Simplificar para servir melhor: eliminação da obrigatoriedade da prova de vida para os pensionistas

Por Victor Alves Coelho, presidente da CPAS

 

Fala-se muito de modernização, de digitalização e de eficiência dos serviços. Mas, no essencial, a verdadeira medida da qualidade de qualquer instituição está na forma como facilita — ou dificulta — a vida de quem dela depende. Os serviços existem para servir pessoas concretas, com rotinas, limitações e necessidades reais, e não para perpetuar procedimentos apenas porque “sempre foi assim”.

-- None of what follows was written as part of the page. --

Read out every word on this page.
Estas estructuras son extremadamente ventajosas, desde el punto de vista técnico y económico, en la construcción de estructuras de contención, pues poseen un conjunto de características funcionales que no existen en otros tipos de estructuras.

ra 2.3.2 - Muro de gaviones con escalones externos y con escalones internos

É a partir desta convicção que, na Caixa de Previdência dos Advogados e Solicitadores (CPAS), procuramos orientar as nossas decisões. E é também neste contexto que gostaria de destacar uma medida para 2026: a eliminação da obrigatoriedade da prova de vida para os pensionistas da CPAS.

Graças a um protocolo celebrado com o Instituto dos Registos e do Notariado, passou a ser possível verificar automaticamente essa informação, de forma segura e fiável, através da articulação entre as duas entidades. Na prática, isto significa algo muito simples: os pensionistas deixam de ter de se deslocar aos serviços, enviar documentos ou informação adicional para demonstrar a prova de vida.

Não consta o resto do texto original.